Lehner im "trend"-Interview: "Lohnsteuersenkungen halte ich für unrealistisch"

Der Budgetexperte sieht 2003 neue Belastungen auf die Bevölkerung zukommen

Wien (OTS) - Der Budgetexperte Gerhard Lehner (WIFO) glaubt nicht daran, dass die Regierung gleichzeitig alle Wahlversprechen erfüllen und das Budget nachhaltig sanieren könne. Im, Donnerstag erscheinenden, "trend"-Interview sagt der Berater des Bundeskanzlers, dass die Budgeterstellung 2003 schwieriger als 2002 sein werde, da es dann keine Fondsabschöpfungen mehr gebe und der Bundesbeitrag zur Pensionssicherung um mehr als zehn Milliarden Schilling in die Höhe springen werde.

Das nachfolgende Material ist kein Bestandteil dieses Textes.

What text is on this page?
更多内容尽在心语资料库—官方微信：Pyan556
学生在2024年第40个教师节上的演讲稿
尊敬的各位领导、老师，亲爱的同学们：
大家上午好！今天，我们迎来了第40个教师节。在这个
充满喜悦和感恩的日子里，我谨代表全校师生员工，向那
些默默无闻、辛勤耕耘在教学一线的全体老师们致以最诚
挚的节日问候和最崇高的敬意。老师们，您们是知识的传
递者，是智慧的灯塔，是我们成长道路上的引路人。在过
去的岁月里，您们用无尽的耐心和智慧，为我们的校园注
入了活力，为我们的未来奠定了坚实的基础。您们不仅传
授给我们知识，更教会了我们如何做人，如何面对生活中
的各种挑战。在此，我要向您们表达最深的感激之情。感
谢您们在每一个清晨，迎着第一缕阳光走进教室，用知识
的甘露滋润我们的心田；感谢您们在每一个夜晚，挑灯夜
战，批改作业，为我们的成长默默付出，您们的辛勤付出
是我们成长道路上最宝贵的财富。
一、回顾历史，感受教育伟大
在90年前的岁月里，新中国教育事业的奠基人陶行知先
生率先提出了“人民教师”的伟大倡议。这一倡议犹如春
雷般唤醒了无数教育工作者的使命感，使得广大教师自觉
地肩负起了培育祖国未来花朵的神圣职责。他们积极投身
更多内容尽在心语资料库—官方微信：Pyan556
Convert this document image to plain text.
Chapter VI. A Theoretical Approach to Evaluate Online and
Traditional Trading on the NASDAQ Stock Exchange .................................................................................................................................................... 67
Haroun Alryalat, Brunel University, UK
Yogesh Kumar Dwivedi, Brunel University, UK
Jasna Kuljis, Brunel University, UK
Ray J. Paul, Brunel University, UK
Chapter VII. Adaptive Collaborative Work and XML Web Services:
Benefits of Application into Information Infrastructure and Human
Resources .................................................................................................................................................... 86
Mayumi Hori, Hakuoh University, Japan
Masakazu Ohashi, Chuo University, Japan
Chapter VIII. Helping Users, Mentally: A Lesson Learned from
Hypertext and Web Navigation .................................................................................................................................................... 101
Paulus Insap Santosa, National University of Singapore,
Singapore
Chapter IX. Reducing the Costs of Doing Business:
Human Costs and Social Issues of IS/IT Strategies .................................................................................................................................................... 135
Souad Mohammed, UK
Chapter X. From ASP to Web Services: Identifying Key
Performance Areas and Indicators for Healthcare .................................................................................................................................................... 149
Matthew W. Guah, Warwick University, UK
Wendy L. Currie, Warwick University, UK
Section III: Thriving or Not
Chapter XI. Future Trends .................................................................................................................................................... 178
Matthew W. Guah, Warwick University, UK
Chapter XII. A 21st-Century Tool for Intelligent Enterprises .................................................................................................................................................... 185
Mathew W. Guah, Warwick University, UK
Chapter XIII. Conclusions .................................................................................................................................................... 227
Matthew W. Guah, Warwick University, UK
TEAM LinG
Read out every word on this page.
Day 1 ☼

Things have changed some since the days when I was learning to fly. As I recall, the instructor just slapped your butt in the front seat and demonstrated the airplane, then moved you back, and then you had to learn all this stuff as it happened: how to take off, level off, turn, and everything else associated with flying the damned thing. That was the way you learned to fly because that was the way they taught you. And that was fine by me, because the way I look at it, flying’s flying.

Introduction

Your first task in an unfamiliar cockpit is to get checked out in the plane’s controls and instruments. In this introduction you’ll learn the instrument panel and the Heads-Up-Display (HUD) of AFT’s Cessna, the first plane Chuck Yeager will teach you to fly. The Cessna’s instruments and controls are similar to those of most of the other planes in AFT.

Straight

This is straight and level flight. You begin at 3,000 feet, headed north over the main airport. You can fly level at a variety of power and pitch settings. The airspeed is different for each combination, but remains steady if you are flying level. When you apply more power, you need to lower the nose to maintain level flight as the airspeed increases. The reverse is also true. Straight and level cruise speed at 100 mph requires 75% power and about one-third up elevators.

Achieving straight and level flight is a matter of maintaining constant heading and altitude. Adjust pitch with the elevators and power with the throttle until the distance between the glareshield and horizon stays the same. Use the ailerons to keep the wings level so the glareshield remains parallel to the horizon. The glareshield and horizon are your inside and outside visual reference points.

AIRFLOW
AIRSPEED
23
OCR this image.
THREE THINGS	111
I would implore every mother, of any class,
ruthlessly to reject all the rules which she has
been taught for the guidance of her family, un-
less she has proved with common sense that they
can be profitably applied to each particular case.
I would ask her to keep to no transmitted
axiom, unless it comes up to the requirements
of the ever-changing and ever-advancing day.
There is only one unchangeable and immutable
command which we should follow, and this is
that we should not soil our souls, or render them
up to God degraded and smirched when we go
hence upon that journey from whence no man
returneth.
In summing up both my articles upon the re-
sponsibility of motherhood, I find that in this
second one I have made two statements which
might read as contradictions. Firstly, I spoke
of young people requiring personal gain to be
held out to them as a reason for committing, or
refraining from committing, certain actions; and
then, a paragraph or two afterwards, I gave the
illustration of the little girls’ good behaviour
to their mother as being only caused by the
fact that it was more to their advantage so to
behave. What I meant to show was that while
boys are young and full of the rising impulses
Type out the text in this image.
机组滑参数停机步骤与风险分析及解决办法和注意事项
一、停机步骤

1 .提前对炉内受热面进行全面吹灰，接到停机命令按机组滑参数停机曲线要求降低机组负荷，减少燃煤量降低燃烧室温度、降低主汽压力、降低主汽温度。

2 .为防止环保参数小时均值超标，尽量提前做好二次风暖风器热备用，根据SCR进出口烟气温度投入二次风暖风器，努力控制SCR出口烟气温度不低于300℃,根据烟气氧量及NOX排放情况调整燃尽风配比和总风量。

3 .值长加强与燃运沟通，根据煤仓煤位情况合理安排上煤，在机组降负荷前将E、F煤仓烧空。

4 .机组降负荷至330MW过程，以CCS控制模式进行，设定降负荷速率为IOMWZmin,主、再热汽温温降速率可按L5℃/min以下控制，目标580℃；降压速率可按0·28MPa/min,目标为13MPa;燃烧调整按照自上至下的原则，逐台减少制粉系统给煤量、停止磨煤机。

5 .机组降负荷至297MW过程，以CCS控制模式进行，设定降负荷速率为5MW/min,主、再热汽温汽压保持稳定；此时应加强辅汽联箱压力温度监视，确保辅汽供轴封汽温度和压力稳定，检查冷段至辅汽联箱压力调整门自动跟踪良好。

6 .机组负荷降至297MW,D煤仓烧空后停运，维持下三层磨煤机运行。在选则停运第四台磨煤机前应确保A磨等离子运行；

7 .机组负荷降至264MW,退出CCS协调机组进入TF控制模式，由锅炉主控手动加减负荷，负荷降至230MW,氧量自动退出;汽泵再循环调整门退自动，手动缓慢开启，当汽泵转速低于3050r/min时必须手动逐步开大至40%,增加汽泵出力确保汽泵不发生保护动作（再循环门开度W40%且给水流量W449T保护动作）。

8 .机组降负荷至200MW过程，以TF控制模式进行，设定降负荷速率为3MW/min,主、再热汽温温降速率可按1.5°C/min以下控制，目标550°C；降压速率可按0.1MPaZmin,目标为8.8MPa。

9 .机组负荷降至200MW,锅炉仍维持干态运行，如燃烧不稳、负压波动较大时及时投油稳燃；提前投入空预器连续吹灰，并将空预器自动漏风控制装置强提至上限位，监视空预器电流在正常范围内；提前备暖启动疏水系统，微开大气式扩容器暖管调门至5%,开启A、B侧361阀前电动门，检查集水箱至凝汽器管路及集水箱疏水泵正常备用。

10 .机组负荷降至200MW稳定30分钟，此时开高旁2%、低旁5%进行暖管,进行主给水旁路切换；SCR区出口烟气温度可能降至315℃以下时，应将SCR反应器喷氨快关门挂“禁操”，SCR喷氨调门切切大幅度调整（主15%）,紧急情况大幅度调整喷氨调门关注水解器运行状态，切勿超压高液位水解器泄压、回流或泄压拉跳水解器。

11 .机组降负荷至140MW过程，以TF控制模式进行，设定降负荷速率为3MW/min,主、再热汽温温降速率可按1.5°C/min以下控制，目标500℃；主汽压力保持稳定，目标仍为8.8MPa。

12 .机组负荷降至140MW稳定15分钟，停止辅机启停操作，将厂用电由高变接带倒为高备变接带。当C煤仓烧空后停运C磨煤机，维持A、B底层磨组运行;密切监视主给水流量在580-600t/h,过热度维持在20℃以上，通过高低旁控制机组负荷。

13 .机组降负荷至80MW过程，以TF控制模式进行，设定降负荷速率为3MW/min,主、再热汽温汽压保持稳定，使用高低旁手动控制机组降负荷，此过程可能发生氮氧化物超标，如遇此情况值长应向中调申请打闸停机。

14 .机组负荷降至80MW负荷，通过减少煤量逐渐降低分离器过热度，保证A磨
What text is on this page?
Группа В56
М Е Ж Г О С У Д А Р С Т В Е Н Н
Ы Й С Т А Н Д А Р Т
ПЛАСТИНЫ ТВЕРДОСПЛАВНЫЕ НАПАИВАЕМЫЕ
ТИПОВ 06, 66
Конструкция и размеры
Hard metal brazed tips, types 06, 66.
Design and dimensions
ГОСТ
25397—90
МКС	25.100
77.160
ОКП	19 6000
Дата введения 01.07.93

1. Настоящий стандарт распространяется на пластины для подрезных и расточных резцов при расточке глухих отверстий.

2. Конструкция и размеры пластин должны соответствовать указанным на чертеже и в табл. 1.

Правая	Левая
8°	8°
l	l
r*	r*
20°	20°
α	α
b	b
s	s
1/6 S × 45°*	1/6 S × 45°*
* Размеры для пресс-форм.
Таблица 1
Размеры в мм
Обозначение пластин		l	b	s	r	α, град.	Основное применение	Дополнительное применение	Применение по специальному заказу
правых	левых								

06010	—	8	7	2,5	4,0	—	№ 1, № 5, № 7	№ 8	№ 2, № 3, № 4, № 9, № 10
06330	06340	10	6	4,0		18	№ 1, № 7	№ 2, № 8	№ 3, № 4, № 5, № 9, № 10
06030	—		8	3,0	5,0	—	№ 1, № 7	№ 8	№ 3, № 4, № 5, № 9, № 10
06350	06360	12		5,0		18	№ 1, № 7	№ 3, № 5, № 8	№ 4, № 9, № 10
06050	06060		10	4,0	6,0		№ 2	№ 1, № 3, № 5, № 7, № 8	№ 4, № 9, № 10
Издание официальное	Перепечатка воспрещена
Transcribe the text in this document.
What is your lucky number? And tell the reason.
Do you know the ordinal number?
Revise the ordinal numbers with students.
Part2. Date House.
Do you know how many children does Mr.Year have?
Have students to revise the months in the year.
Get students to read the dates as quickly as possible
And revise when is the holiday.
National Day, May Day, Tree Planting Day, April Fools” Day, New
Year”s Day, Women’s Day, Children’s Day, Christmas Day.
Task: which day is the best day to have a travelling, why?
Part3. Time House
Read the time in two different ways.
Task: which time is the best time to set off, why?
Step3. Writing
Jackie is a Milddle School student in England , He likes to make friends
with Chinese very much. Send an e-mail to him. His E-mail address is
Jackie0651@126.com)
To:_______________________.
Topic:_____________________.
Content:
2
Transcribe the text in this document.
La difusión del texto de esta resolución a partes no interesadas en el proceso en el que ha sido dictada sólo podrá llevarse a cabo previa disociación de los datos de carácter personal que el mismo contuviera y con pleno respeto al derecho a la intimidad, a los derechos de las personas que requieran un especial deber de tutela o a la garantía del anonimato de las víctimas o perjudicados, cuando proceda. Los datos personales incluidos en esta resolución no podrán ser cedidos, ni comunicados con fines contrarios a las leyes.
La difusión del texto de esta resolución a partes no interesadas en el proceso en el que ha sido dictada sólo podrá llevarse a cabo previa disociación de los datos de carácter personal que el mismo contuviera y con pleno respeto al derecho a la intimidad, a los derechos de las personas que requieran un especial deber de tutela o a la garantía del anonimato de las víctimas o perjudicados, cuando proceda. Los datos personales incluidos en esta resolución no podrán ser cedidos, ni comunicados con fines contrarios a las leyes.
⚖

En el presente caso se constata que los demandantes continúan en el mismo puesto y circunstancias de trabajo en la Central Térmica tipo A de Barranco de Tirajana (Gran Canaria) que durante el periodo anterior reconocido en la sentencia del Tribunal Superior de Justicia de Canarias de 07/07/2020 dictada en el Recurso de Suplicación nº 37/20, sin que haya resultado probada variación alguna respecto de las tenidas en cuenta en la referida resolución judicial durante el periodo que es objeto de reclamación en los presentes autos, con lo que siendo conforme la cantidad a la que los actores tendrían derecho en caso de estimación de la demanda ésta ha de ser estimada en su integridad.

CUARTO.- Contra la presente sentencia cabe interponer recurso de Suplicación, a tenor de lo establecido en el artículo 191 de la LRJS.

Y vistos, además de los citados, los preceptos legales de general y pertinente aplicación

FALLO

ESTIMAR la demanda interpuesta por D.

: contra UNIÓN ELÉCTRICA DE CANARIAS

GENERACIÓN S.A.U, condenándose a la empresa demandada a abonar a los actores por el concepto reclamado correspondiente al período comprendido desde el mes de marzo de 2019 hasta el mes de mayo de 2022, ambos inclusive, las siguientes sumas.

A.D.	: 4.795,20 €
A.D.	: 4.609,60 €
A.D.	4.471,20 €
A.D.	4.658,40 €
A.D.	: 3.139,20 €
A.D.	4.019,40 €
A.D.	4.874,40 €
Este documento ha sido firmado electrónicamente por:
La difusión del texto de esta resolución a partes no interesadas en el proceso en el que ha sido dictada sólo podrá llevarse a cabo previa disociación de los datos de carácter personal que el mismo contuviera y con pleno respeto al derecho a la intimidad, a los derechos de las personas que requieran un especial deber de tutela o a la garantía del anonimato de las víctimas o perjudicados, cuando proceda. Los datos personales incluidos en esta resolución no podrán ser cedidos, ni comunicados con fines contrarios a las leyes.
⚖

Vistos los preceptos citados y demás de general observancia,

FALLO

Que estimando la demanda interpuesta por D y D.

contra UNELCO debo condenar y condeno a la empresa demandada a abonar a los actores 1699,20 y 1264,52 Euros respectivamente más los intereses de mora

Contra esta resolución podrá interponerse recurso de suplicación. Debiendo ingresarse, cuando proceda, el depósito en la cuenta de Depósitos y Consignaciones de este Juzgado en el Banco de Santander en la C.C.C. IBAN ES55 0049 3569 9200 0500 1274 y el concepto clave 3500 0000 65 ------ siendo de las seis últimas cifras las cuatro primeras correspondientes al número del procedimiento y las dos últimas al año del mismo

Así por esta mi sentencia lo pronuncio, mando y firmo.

Zur Möglichkeit der Erfüllung aller Wahlversprechen sagt Lehner:
"Man wird die Begehrlichkeiten teilweise auf 2004 verschieben müssen, Wahl hin, Wahl her. Das muss man den Menschen auch zeitgerecht sagen."
Probleme werde es geben, da verschiedene Interessensgruppen "Früchte ernten wollten".
Lohnsteuersenkungen hält Lehner für unrealistisch, er plädiert aus Gründen der internationalen Glaubwürdigkeit für eine strikte Fortführung des Nulldefizitkurses. "Die Regierung wird gar keine andere Chance haben, als ein ausgeglichenes Budget zu machen" sagt der Experte.
Auch andere Interessensvertreter und Politiker melden Zweifel an der Nachhaltigkeit der Budgetsanierung an:
Alfred Finz, Staatssekretär im Finanzressort, glaubt, dass "2001 und 2002 sehr sehr schwere Jahre" werden könnten.
Reinhold Mitterlehner, stv. Wirtschaftskammer-Generalsekretär, meint, dass "von nachhaltig saniert noch nicht die Rede" sein könne. Er fordert von Grasser ein Konzept, wie die Steuer- und Abgabenquote auf EU-Durchschnittsniveau zurückgefahren werden könne und stellt fest: "Um 2003 die angepeilten 2,5 Prozent Forschungs-und Entwicklungsquote zu erreichen, wären 15 Milliarden nötig, budgetiert sind 7,5 Milliarden."